Concordia was looking for another nurse to work part-time in the health center, and Kathy thought it would be a good fit with her two kids, she said. Forty-two years later, she still loves it.
“I don’t even like to call it a job,” she said. “I think it took me a while to consider it a vocation, but that’s what it’s been. Or a calling.”
Kathy is more than a nurse to many students, according to Cheryl Christianson, administrative health information assistant in Kjos Health Center.
“Kids come to her to just talk to her about things,” Christianson said. “They come seeking her out.”
Junior James Vair first met Kathy during orientation week freshman year.
“I was feeling kind of under the weather, probably a mix of both lack of sleep and homesickness,” he said in an email. “So… I stopped by the Health Center and met up with Nurse Kathy. I’ll never forget her smile and kind words!”
Current and former students coming into the Health Center are not the only ones seeking out Kathy, however.
“Her sense of vocation has led her to befriend and support people on this campus who have never been inside the Health Center,” President Dovre said in an email interview. “And because of our respect for her sagacity, she is sought out for advice and counsel by scores of people, myself included.”
Aside from doing administrative work in the Health Center, Kathy accompanies music ensemble on tour. She accompanies The Concordia Choir on tour each year, and she traveled with the Concordia Band to Europe a few years ago, an experience which she called “more than a little bit of heaven.” This year, she was planning on going with the Choir on their South Korean tour, but her health stopped that—the loss of time with students being her “biggest loss” in not going to South Korea.
Kathy finished the Choir’s domestic tour on March 6, and she had an appointment at Mayo Clinic on March 15.
“The memories that were made in those two weeks, both with [students] and with those that I met along the way, have sustained me more than anybody knows,” she said.
Kathy has felt something in her lung for about a year, and though it was previously diagnosed, she wanted to see if there was anything else she should be doing. While at Mayo, she received a new diagnosis: lung cancer. Kathy is not a smoker. The doctor asked her if she could go up a flight of stairs or two.

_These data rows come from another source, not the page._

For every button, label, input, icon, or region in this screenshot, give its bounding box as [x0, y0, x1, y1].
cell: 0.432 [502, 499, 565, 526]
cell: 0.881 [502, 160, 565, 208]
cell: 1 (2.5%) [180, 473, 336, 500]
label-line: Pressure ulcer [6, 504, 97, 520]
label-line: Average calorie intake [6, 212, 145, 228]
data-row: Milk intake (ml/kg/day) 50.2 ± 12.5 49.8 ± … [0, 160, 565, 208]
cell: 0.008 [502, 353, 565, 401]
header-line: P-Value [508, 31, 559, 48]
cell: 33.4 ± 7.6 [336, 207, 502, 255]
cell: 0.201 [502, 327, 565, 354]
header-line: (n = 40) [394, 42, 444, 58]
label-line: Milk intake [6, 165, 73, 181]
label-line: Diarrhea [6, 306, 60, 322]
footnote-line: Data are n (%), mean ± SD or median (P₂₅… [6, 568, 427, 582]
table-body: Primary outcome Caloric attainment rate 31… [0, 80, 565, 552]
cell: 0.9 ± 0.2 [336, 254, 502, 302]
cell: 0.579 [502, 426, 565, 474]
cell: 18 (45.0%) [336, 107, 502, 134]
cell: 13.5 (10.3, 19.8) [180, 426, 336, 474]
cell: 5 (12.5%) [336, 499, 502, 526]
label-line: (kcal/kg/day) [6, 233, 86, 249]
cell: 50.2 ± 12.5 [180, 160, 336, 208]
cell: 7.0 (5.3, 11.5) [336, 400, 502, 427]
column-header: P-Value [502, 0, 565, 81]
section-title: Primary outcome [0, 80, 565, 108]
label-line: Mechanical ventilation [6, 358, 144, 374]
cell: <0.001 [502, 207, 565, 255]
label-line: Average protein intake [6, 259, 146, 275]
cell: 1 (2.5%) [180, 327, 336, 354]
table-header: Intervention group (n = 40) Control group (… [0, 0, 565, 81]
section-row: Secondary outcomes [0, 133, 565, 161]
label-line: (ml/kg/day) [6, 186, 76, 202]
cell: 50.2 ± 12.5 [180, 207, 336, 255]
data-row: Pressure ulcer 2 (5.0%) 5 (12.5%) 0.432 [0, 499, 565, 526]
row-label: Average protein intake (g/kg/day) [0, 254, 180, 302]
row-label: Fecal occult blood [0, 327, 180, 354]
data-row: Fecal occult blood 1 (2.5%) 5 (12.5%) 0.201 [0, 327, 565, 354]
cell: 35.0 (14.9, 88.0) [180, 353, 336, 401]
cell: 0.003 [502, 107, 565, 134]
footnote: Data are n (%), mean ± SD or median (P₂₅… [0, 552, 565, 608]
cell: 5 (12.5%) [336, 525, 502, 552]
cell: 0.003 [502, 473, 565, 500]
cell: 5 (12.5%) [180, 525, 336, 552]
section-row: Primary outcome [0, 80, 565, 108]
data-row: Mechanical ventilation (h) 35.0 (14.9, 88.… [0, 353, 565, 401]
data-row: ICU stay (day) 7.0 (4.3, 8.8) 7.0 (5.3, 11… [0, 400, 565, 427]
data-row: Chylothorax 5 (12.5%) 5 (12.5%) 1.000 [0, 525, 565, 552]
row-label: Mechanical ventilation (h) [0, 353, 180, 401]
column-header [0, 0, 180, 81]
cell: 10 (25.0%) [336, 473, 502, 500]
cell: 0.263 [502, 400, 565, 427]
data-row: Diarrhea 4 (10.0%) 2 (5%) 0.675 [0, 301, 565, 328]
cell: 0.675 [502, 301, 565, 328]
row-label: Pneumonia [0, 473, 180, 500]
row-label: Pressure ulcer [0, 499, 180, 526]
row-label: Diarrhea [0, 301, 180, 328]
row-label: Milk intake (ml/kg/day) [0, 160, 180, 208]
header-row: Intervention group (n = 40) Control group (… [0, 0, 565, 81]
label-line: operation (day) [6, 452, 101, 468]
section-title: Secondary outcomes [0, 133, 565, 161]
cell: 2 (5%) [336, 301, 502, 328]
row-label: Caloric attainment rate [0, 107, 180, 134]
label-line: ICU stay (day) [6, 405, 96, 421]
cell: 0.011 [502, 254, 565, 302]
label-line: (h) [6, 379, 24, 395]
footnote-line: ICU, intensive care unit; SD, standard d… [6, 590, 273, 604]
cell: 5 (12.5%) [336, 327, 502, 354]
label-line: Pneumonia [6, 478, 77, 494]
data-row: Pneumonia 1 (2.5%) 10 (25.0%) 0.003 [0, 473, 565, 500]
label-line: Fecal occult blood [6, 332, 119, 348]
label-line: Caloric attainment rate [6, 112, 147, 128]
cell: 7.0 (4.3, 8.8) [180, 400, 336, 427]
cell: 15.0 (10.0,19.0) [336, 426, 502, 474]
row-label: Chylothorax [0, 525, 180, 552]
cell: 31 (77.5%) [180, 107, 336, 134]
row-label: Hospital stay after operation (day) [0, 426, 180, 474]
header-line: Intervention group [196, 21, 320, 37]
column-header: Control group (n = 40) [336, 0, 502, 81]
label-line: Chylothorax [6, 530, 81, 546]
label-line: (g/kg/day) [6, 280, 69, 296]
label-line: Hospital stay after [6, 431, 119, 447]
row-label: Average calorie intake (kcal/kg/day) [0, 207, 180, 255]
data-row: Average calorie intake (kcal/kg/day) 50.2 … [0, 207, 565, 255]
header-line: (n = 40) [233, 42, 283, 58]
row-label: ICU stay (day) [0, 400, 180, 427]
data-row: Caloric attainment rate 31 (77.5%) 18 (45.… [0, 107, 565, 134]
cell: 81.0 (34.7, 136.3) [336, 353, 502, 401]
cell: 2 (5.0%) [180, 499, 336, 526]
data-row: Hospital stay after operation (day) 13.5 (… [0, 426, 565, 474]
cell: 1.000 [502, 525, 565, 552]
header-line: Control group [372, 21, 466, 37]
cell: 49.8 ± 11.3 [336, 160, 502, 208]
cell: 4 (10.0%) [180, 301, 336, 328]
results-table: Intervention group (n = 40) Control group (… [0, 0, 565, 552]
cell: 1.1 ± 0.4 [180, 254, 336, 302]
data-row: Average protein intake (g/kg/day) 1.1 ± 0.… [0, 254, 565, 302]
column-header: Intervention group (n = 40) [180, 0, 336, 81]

“I said ‘I just got back from two weeks with 78 kids. I had to carry my own suitcase around. Yes, I can do that,’” she said.
She had surgery on March 23, and the surgeon removed a tumor the size of a large orange, she said. The doctor told her that her lung could have been compensating due to her activity. In the surgery, they removed the bottom half of her left lobe and a wedge out of the upper lobe, but the scariest part was that doctors suspected the tumor was encroaching on her aorta, she said.
“[The surgeon] said ‘if I get in there and there is involvement, I can’t give you a new aorta,” she said.
The day of the surgery, Kathy and “her boys” prayed.
“The first thing I said that morning was ‘this is the day that the Lord has made. Let us rejoice and be glad in it,’” she said. “You get on your fighting shoes, and you go for it.”
The surgery was a success, the aorta was not a problem, and that night Kathy updated her own Caringbridge website.
“The diagnosis has been a miracle. ‘All is well,’” she wrote, referencing a closing piece in the 2010 Christmas Concerts performed by all of the choirs and the Concordia Orchestra.
Now, Kathy is working on recovering at home with flowers mailed across the country from a friend, stuffed animals from students, and an over-abundance of bread from loving people trying to tend a nurse and dear friend.
“Sometimes I jokingly say that… the mission statement talks about ‘sending forth people into the world,’ and I feel like I was sent forth,” she said. “I just wasn’t sent forth very far.”